Özellikle albümün açılışında yer alan “Hele Gel”, neresinden baksanız tipik bir Barış Manço şarkısı gibi tınlıyor; hem sözleri, hem de müzikal yapısıyla. Nitekim Hacer bu albümde Barış Manço’nun “Halil İbrahim Sofrası” adlı ‘80’ler klasiğini de yeniden seslendirmiş. Çocuk yaşta evlendiren kızların dramından yola çıkan “Adım Gonca”, bir ülkenin sınırları içinde kavgasız gürültüsüz bir arada yaşayabilmenin derdine düşen “Kavuşsa Eller” ve “Halkımıza Sözümüz”, Ezo Gelin’in Anadolu’da bir efsaneye dönüşmüş öyküsünü anlatan “Bahçalarda Mor Meni” türküsü, her şart ve koşulda hayata tutunmayı telkin eden “Tut Hayatın Ucundan”, hep hikâyesi olan, mesajı olan, klişe tabiriyle “toplumsal içerikli” mesajlar veren, âşık/ozan geleneğinin de izlerini sürerken, bir parça didaktik olmakla beraber doğrudan siyasal mesajlar vermeyen ve tek bir siyasi görüşe işaret etmeyen şarkılar. Albüm bu anlamda da Barış Manço tarzına ve tavrına daha yakın duruyor zaten.
İlk klip şarkısı olarak seçilen “Gözün Arkada Kalmasın” ise, albümün aşka dair tek şarkısı ve müzikal olarak da daha alaturka bir çizgide duruyor.
Albümdeki altı şarkının söz ve müziği Aysuda Ülkü Zeren tarafından yazılmış. Daha ziyade Kıraç’a verdiği şarkılarla tanıdığımız Zeren’in bu albümün hedeflendiği çizgide olmasında payı yadsınamaz. Zira Hacer tam da böyle bir albüm yapmak istemiş ve Aysuda Ülkü Zeren, hedefi tam on ikiden vurmuş. Zira bugünlerde eskinin Anadolu-pop ya da “rock” çizgisine öykünen ne kadar şarkıcı ve grup varsa, hepsi bir takım retro bakış açılarının, deneysel çabaların, saykodelik yaklaşımların peşinde koşuyor ya da olmadı Kıraç misali doğrudan taklit yolunu seçiyor ama bırakın Seldaları, Cem Karacaları bir kenara, en azından Manço ruhunu bu kadar yakından yakalayabilen yeni bir şeyler yapabilen pek olmuyor. Albümün adı da, içinde bu isimde bir şarkı olmamasına karşın, böylece anlam kazanıyor.

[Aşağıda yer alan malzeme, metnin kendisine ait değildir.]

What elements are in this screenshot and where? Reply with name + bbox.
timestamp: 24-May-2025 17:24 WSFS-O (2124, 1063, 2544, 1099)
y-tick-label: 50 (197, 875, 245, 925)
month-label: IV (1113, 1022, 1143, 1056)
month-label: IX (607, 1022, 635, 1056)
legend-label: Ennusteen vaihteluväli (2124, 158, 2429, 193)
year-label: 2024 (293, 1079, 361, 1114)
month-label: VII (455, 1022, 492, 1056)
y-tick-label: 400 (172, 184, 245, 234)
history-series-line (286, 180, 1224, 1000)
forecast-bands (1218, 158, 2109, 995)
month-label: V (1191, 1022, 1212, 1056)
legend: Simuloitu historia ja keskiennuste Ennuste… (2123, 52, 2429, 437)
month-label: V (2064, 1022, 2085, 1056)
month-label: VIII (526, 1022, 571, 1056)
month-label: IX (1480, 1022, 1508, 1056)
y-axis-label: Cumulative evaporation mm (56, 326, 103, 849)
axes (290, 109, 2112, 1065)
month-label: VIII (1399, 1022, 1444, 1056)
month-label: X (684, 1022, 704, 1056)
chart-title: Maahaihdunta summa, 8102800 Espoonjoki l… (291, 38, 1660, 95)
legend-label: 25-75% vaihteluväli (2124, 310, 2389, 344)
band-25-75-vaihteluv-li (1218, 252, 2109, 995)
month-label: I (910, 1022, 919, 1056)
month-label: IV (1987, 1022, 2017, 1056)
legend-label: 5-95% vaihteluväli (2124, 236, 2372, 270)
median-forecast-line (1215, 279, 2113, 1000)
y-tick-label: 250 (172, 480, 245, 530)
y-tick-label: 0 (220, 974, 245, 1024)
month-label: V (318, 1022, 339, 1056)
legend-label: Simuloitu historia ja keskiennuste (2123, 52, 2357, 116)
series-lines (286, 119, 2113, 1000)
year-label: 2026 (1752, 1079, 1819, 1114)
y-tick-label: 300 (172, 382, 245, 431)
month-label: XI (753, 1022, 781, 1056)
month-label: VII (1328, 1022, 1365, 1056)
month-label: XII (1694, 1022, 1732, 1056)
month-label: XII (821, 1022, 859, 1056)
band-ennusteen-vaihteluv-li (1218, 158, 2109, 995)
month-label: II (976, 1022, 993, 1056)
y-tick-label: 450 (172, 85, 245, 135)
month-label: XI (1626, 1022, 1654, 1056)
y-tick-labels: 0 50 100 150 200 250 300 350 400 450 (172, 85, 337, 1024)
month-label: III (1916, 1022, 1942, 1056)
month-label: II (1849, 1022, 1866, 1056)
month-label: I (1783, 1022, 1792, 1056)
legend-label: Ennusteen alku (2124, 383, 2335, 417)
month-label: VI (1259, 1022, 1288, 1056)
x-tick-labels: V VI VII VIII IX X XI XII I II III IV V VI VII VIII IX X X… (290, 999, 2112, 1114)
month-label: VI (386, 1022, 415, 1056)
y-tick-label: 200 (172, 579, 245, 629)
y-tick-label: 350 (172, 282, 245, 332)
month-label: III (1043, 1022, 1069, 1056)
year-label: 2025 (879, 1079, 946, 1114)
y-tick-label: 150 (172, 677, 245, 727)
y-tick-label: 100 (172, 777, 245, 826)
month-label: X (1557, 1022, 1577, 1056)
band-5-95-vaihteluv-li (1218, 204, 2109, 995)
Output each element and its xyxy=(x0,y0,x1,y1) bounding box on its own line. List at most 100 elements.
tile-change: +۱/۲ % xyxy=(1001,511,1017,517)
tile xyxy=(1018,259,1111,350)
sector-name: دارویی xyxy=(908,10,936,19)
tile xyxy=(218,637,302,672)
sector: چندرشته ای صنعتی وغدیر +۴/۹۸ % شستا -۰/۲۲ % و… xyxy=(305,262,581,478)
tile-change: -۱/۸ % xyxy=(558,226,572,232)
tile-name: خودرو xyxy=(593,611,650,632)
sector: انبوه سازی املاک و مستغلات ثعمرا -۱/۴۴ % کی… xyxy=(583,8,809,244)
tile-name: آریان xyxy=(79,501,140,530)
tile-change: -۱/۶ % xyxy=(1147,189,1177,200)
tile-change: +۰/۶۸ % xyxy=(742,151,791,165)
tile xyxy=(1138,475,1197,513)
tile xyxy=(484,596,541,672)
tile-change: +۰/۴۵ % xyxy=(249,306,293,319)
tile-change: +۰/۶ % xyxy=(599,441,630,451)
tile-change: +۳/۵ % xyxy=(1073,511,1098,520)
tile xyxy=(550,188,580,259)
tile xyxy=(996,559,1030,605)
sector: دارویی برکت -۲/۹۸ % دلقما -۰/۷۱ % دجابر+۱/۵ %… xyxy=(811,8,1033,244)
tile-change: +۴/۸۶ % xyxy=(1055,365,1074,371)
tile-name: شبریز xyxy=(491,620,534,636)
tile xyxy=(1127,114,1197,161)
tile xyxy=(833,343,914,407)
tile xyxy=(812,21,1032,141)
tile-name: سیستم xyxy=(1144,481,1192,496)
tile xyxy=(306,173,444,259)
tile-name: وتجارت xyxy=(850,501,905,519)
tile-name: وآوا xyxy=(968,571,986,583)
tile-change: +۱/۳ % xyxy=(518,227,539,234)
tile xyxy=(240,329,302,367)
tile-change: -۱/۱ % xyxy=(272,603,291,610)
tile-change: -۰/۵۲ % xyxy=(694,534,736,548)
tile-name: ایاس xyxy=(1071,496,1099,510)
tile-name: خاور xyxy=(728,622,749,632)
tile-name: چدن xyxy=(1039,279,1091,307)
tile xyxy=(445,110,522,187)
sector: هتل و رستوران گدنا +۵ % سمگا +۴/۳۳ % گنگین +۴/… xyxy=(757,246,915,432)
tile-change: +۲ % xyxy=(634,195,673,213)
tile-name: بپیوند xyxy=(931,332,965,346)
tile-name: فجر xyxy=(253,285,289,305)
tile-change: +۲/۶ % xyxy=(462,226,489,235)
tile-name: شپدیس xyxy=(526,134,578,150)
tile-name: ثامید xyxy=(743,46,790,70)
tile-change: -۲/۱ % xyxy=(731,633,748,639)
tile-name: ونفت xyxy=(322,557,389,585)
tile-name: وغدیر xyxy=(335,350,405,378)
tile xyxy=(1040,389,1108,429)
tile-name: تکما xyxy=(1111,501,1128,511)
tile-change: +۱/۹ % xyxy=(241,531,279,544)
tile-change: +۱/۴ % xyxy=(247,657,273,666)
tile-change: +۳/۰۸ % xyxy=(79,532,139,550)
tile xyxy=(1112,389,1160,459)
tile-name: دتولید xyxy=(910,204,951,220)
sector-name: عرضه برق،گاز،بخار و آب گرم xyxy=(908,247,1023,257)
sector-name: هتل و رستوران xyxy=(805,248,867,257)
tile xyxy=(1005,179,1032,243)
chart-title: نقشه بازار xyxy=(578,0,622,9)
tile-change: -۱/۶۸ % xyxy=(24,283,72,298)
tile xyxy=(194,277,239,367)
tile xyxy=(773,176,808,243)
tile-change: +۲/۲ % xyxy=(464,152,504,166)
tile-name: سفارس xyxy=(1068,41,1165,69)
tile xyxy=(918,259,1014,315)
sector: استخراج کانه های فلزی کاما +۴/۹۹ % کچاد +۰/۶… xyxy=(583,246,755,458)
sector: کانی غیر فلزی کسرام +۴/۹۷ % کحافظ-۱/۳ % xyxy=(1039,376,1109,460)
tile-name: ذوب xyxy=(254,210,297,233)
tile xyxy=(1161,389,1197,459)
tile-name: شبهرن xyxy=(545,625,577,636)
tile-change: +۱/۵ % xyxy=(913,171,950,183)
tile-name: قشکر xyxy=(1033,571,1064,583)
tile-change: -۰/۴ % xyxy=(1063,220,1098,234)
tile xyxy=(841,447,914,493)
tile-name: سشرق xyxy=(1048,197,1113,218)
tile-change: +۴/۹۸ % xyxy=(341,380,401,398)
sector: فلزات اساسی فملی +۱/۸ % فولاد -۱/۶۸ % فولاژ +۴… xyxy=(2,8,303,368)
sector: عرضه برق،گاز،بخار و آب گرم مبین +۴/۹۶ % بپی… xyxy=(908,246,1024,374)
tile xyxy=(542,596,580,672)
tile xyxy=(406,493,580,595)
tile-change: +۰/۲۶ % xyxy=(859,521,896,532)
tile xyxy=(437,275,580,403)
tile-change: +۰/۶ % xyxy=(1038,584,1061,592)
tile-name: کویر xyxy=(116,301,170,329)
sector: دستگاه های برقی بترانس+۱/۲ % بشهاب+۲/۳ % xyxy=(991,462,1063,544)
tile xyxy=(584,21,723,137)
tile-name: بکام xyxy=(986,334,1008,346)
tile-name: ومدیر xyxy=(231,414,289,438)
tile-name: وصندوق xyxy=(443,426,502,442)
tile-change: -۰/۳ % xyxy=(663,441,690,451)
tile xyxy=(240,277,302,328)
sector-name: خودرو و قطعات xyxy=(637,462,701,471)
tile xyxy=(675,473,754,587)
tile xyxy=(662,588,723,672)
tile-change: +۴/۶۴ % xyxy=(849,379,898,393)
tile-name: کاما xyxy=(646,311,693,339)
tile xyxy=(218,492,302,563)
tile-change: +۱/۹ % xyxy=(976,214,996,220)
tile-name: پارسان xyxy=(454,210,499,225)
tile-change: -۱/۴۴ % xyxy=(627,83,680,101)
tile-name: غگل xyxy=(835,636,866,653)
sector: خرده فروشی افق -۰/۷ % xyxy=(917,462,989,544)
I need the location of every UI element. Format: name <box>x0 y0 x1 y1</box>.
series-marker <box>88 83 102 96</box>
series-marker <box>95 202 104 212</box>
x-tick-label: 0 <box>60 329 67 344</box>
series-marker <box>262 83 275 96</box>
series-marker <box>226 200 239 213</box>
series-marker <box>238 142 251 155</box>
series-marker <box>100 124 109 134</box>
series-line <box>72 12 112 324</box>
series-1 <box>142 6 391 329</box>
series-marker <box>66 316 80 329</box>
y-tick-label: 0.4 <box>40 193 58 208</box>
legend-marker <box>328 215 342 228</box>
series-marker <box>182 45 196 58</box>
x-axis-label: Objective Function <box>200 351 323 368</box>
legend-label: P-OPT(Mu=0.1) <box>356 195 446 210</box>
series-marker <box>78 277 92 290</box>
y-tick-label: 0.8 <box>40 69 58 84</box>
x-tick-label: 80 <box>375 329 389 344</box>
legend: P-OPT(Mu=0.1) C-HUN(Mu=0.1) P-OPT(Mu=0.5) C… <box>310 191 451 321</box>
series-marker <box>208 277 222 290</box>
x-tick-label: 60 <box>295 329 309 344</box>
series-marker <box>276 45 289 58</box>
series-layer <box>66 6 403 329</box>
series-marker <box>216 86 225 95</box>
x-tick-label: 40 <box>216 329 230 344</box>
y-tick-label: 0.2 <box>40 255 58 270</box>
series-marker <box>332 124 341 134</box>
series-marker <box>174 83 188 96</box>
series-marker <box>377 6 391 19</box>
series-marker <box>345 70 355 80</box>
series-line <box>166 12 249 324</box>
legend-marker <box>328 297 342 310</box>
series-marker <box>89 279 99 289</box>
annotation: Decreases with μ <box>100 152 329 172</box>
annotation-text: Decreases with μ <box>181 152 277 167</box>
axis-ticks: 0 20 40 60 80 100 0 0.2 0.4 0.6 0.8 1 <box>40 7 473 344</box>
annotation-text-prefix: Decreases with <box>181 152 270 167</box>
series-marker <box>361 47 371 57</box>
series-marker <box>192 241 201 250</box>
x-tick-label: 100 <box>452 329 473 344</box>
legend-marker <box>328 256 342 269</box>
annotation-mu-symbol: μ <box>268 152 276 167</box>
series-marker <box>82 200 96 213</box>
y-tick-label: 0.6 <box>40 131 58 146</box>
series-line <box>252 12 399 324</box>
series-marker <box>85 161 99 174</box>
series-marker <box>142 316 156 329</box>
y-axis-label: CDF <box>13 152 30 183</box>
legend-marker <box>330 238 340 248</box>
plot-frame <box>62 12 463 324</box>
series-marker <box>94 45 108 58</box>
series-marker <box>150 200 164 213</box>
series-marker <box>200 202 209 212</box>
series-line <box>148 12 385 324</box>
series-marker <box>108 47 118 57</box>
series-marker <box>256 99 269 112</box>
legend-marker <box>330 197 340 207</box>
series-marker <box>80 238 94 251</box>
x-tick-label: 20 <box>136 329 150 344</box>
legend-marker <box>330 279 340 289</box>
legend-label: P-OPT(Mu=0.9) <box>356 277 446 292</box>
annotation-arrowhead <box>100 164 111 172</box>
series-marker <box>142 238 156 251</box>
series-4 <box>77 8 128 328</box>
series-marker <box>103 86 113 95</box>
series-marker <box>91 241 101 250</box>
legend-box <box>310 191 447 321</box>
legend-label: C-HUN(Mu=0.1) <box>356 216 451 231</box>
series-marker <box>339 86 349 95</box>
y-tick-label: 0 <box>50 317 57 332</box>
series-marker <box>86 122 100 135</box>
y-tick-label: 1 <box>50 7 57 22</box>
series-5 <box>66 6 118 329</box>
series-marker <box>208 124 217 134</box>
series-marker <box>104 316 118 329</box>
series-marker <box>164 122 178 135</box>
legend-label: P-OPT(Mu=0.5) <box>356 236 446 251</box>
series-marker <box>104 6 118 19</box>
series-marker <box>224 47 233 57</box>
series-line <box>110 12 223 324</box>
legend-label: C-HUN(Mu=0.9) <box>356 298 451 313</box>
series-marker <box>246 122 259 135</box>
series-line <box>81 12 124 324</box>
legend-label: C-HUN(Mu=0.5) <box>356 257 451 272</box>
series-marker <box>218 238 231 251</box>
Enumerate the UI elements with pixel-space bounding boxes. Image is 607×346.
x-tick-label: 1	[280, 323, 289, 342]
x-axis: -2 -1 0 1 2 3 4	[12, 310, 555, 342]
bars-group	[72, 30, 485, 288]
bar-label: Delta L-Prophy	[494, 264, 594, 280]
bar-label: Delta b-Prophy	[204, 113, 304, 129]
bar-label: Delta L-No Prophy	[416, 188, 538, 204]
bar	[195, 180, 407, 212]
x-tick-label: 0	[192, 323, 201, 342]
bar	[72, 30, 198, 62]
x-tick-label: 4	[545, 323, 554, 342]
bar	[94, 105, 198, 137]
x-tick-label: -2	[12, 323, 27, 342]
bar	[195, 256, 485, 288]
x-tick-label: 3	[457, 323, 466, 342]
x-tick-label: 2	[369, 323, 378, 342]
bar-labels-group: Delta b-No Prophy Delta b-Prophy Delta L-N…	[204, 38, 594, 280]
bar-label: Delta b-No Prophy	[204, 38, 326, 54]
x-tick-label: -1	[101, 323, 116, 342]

Düzenlemelerde Sadun Ersönmez, Göksel Kamçı ve Berkay Şenol imzaları var. Albümün en büyük kusuru düzenlemeler kısmı zaten. Anadolu-pop türünün alamet-i farikası olan o çok parlak düzenlemelerden, çarpıcı icralardan pek nasibini almamış, epeyce vasat düzeyde kalmış kayıt, işin tadını kaçırmıyor desem yalan olur.
Albüm kapak fotoğrafları da, Hacer Özil’in memleketine “ahde vefa”sını göstermek kaygısıyla, Güneş Kazdal tarafından Gaziantep’te çekilmiş ama Çiğdem Şahiner tarafından yapılan kartonet tasarımında fotoğraflar öyle bir kullanılmış ki, Gaziantep’te çekildiğini ne görmek, ne de anlamak mümkün.